ようやく噴出した言葉は、まるでかき混ぜたボウルから取り出したみたいにめちゃくちゃで。

ああ、これは覚えがある。孤児院で、子どもたちはこんな風に話していた。

もどかしい、早く伝えたいのに。


「おう、良かったな。俺からも礼をしなきゃな」

「貝、いっぱいで、てぶくよしたら、岩は痛いないし、黄いよのが……」

私を抱えたまま、リトがグラスに水を注ぐ音が聞こえる。

かばんの中にはまだたくさんの宝物があって、ベリーもあって、ハンドサインと、歌と――。

これは、全部今日の出来事なんだろうか。

こんなにもたくさんのことがあったのに?

紐をたぐるように今日のことを思い出しながら、話そうとする口が動かなくなった。身体の自由がきかない。

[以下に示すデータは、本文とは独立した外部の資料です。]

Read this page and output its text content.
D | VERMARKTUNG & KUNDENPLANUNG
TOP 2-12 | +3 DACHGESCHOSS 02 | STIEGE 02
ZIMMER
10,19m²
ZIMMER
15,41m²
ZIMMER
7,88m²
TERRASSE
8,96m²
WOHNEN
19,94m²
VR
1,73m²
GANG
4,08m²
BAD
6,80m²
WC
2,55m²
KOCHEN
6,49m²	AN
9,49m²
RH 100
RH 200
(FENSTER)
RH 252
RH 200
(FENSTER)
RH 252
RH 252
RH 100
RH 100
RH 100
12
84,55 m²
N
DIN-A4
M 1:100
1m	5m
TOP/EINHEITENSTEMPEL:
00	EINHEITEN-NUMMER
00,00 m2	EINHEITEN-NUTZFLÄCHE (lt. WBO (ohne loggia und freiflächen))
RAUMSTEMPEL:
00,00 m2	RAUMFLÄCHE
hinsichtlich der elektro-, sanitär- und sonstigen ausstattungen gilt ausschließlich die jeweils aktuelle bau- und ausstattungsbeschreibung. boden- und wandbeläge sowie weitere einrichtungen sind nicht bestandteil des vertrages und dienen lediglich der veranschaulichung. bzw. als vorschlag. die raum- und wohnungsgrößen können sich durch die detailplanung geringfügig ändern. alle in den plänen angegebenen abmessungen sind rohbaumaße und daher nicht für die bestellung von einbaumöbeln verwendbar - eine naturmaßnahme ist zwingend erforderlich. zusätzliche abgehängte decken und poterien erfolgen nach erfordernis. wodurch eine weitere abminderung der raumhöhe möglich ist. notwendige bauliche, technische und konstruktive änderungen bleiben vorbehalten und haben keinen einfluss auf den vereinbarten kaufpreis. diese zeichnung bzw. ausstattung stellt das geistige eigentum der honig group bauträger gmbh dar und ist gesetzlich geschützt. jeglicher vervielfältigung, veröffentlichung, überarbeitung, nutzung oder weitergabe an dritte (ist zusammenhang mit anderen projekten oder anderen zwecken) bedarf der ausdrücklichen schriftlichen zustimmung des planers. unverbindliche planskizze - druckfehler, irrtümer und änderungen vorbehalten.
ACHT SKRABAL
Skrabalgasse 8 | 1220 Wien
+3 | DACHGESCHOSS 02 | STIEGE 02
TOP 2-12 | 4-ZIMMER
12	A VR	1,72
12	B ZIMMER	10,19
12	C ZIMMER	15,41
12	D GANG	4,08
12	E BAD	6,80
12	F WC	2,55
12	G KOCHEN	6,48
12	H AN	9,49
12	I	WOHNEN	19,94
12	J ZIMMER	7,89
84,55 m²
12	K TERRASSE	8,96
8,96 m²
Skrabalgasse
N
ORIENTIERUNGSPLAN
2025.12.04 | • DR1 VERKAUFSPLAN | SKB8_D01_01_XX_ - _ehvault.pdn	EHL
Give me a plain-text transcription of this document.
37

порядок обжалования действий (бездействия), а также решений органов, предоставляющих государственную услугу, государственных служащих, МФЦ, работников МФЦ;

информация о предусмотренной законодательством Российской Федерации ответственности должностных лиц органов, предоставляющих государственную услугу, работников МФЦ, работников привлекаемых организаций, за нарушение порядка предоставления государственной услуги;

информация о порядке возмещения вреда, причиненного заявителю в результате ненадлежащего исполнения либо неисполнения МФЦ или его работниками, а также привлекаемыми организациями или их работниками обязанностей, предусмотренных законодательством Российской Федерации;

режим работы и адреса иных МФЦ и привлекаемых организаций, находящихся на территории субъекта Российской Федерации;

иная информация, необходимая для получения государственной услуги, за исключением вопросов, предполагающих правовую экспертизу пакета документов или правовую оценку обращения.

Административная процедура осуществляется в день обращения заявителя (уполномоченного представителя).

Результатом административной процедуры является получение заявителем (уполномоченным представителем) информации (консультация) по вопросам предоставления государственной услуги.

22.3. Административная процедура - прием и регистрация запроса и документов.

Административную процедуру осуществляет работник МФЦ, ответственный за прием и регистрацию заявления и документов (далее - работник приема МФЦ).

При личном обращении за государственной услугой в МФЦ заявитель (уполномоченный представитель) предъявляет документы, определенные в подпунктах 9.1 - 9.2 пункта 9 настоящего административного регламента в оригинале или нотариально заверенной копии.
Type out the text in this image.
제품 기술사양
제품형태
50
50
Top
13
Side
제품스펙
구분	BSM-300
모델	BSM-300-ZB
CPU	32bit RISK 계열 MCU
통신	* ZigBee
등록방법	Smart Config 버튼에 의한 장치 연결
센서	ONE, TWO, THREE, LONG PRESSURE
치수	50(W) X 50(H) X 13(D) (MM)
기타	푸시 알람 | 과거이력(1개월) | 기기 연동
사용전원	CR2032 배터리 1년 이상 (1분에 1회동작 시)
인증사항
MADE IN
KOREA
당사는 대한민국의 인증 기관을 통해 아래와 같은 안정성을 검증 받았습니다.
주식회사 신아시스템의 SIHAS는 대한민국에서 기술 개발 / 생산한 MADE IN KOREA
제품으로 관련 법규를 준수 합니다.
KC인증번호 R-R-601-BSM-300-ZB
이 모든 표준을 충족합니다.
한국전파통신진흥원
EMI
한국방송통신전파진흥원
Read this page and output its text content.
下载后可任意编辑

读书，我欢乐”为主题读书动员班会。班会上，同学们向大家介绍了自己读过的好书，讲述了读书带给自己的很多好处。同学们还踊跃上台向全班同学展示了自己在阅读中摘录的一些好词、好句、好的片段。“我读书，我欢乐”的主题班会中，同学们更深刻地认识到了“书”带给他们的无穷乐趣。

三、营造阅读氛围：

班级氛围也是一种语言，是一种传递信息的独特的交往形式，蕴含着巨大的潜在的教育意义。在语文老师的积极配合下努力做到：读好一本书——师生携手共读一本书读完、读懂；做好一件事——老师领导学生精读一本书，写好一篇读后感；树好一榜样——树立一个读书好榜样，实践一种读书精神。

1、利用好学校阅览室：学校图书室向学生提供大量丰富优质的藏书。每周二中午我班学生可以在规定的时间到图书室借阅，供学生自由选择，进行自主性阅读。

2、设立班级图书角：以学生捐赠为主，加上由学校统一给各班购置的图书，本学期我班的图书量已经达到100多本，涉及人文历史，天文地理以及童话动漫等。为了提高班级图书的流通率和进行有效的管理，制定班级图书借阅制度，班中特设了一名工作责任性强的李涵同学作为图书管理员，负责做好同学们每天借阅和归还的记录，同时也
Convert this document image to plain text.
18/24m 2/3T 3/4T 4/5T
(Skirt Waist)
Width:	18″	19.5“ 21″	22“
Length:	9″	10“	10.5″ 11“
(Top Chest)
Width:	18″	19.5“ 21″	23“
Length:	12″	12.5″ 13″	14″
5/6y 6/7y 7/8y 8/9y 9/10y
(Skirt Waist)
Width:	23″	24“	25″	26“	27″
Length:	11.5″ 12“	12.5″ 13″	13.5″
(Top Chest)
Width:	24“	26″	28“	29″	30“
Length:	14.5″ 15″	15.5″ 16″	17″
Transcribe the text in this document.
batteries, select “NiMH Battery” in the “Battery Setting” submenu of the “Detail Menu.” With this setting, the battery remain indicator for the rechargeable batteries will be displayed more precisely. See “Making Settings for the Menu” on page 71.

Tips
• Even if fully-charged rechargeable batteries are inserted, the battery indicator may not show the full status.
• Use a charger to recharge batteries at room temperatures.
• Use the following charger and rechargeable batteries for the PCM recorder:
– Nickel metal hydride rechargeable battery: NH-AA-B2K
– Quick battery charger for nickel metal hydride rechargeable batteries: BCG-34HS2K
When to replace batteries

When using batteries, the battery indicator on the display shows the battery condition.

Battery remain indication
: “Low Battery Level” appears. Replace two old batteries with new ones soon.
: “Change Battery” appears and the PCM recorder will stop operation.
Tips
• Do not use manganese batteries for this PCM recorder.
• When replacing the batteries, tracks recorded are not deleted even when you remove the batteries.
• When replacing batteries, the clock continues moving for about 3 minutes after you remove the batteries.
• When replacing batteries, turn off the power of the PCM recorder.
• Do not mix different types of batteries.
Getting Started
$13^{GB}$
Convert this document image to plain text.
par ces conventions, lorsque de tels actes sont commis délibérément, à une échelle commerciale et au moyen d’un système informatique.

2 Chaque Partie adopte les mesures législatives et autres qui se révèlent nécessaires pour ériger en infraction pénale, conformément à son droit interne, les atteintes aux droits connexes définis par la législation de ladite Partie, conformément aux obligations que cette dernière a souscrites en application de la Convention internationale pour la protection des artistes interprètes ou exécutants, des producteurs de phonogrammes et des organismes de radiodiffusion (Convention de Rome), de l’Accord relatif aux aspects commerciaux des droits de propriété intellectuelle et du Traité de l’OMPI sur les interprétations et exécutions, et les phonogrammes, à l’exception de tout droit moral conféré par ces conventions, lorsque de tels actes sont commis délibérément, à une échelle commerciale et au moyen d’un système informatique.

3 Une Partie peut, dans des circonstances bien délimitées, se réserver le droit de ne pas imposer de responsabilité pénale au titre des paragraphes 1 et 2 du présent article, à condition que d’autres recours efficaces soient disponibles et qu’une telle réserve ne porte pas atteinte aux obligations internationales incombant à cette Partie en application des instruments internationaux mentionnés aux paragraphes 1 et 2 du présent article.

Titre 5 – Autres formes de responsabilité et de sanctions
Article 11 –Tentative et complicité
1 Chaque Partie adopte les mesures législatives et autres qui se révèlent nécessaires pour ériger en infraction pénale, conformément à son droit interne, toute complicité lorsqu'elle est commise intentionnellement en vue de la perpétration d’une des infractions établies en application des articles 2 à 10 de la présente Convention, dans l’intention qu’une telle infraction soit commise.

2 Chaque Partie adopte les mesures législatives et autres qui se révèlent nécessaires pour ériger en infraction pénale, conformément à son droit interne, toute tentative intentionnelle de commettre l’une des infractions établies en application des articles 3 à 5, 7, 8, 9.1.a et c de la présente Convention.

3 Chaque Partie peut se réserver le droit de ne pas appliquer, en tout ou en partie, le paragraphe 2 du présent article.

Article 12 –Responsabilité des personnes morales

「ほら、水――は? え? おい、リュウ? どうした?!」

どうもこうもない。

ゆさゆさ揺さぶられて、心地よくなっていた私は不愉快を寄せた眉で示した。

「ね、寝てんのか?! 今?! 嘘だろ……? 待て待て、どうすんだよ、汗が――」

どこか慌てたリトの声は随分遠く、はるか高い所で聞こえて、私はみるみる沈み込んでいくのを感じたのだった。